Le député des Nationals a également fait remarquer, de manière plutôt pertinente, que Pékin souhaitait actuellement poursuivre quatre ressortissants chinois sur le sol australien pour un certain nombre d'infractions présumées qui n'avaient pas nécessairement de lien avec le territoire chinois.

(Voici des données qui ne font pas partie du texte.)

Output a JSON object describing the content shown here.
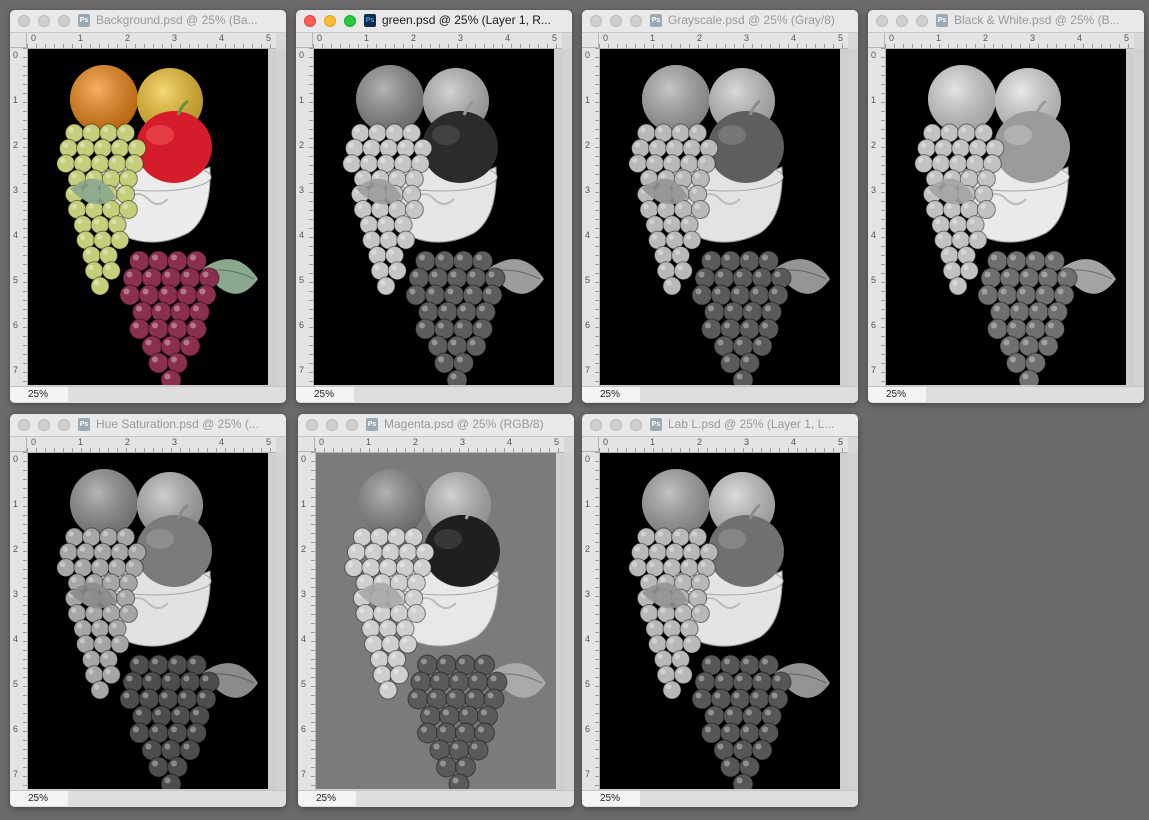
{
  "windows": [
    {
      "title": "Background.psd @ 25% (Ba...",
      "zoom": "25%",
      "active": false,
      "mode": "color",
      "bg": "black"
    },
    {
      "title": "green.psd @ 25% (Layer 1, R...",
      "zoom": "25%",
      "active": true,
      "mode": "green",
      "bg": "black"
    },
    {
      "title": "Grayscale.psd @ 25% (Gray/8)",
      "zoom": "25%",
      "active": false,
      "mode": "gray",
      "bg": "black"
    },
    {
      "title": "Black & White.psd @ 25% (B...",
      "zoom": "25%",
      "active": false,
      "mode": "bw",
      "bg": "black"
    },
    {
      "title": "Hue Saturation.psd @ 25% (...",
      "zoom": "25%",
      "active": false,
      "mode": "hue",
      "bg": "black"
    },
    {
      "title": "Magenta.psd @ 25% (RGB/8)",
      "zoom": "25%",
      "active": false,
      "mode": "magenta",
      "bg": "gray"
    },
    {
      "title": "Lab L.psd @ 25% (Layer 1, L...",
      "zoom": "25%",
      "active": false,
      "mode": "lab",
      "bg": "black"
    }
  ],
  "ruler": {
    "h": [
      "0",
      "1",
      "2",
      "3",
      "4",
      "5"
    ],
    "v": [
      "0",
      "1",
      "2",
      "3",
      "4",
      "5",
      "6",
      "7"
    ]
  },
  "palettes": {
    "color": {
      "orange": "#f2860f",
      "yellow": "#f3c32a",
      "apple": "#d51c2a",
      "applehi": "#f05a5a",
      "grape": "#c5ce7a",
      "purple": "#8a2f4f",
      "leaf": "#8aa88e",
      "bowl": "#ececec",
      "stem": "#6c8f3a"
    },
    "green": {
      "orange": "#8c8c8c",
      "yellow": "#bdbdbd",
      "apple": "#2b2b2b",
      "applehi": "#555555",
      "grape": "#c6c6c6",
      "purple": "#5d5d5d",
      "leaf": "#9c9c9c",
      "bowl": "#e6e6e6",
      "stem": "#9a9a9a"
    },
    "gray": {
      "orange": "#a9a9a9",
      "yellow": "#c7c7c7",
      "apple": "#5e5e5e",
      "applehi": "#8a8a8a",
      "grape": "#b9b9b9",
      "purple": "#5a5a5a",
      "leaf": "#959595",
      "bowl": "#e3e3e3",
      "stem": "#8b8b8b"
    },
    "bw": {
      "orange": "#d7d7d7",
      "yellow": "#dedede",
      "apple": "#9b9b9b",
      "applehi": "#c2c2c2",
      "grape": "#c2c2c2",
      "purple": "#6f6f6f",
      "leaf": "#a4a4a4",
      "bowl": "#eaeaea",
      "stem": "#9a9a9a"
    },
    "hue": {
      "orange": "#8f8f8f",
      "yellow": "#b5b5b5",
      "apple": "#7a7a7a",
      "applehi": "#9e9e9e",
      "grape": "#a6a6a6",
      "purple": "#4d4d4d",
      "leaf": "#8b8b8b",
      "bowl": "#e2e2e2",
      "stem": "#8a8a8a"
    },
    "magenta": {
      "orange": "#898989",
      "yellow": "#bbbbbb",
      "apple": "#1f1f1f",
      "applehi": "#4a4a4a",
      "grape": "#cfcfcf",
      "purple": "#5a5a5a",
      "leaf": "#a9a9a9",
      "bowl": "#e8e8e8",
      "stem": "#a7a7a7"
    },
    "lab": {
      "orange": "#a3a3a3",
      "yellow": "#cacaca",
      "apple": "#707070",
      "applehi": "#999999",
      "grape": "#b8b8b8",
      "purple": "#565656",
      "leaf": "#939393",
      "bowl": "#e4e4e4",
      "stem": "#8c8c8c"
    }
  },
  "canvas_bg": {
    "black": "#000000",
    "gray": "#7b7b7b"
  }
}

L'Australie devrait-elle les extrader d'office ? (Un conseiller de la campagne Assange, Greg Barns SC, a fait la même observation : “La Chine utilise l'affaire Assange comme une sorte d'argument d'équivalence morale”).
D'une manière générale, la délégation espère attirer l'attention sur la nature même de ces publications, et sur les risques que l'acte d'accusation fait peser sur la liberté d'expression et l'exercice du métier de journaliste. Mais il y a un autre problème. Selon M. Shoebridge, les délégués rappelleront également aux législateurs américains “qu'un de leurs plus proches alliés considère le traitement de Julian Assange comme un indicateur clé de la santé des relations bilatérales”.
M. Ryan a exprimé à peu près le même point de vue :
“L'Australie est un excellent ami des États-Unis, et il n'est pas déraisonnable de demander aux États-Unis de mettre fin à la tentative d'extradition de M. Assange. Le fondateur de WikiLeaks est un journaliste : il ne devrait pas être poursuivi pour crimes contre le journalisme”.
Si ces efforts sont louables, ils sont également révélateurs. Tout d'abord, le poids exercé par le gouvernement Albanese à Washington, sur ce point, a été très minimal. Le gouvernement attend docilement que la procédure judiciaire au Royaume-Uni s’achève, ce qui pourrait conduire à un accord de plaidoyer avec tous les dangers que cela comporte pour Assange. (L'ancien diplomate britannique et confident d'Assange Craig Murray a récemment émis ce point de vue, sur la base de remarques faites par l'ambassadrice américaine en Australie Caroline Kennedy, lors d'une interview accordée à la radio WBAI la semaine dernière). Il est donc préférable de laisser à un groupe diversifié d'hommes politiques représentant la “voix australienne” le soin de transmettre le message de l'autre côté de l'Atlantique.
La question se pose ensuite de savoir si les appels pressants de la délégation auront plus de poids qu'un simple numéro de foire. Les fonctionnaires du département d'État américain demeurent glacials dans leur rejet des préoccupations de Canberra, qui estime que “Trop c'est trop”, et s'en remettent au ministère américain de la Justice pour régler les questions en suspens. La peu convaincante ambassadrice Kennedy a été le parfait baromètre de cette impression : recevoir des députés australiens à déjeuner, sauver les apparences, écouter poliment, et ignorer leurs points de vue. Telle se présente la relation entre seigneur et vassal.
À Washington, le point de vue reste figé, vengeur et fallacieux. Assange est un mythe et un monstre, le pirate informatique qui aurait dérobé des secrets d'État et compromis la sécurité nationale des États-Unis, l'homme qui aurait révélé des sources confidentielles et mis en danger des informateurs, un propagandiste ayant fait du tort aux nobles et sombres guerriers de la liberté en encourageant une nouvelle génération de lanceurs d'alerte et de défenseurs de la transparence.
Quelle que soit l'issue de ce voyage, l'espoir est au moins permis. Le récent mouvement politique aux États-Unis montre qu'Assange est de plus en plus apprécié, moins pour sa personnalité que pour ses principes. Ne vous souciez plus de savoir si vous connaissez l'homme, ses habitudes, ses inclinations, mais souvenez-vous de lui comme d'un principe, ou même d'un ensemble de principes : l'éditeur qui, avec audace, a exposé les crimes et les méfaits du pouvoir, et qui, ce faisant, est maintenant traqué et persécuté de manière à refroidir les ardeurs d'autres individus à faire de même.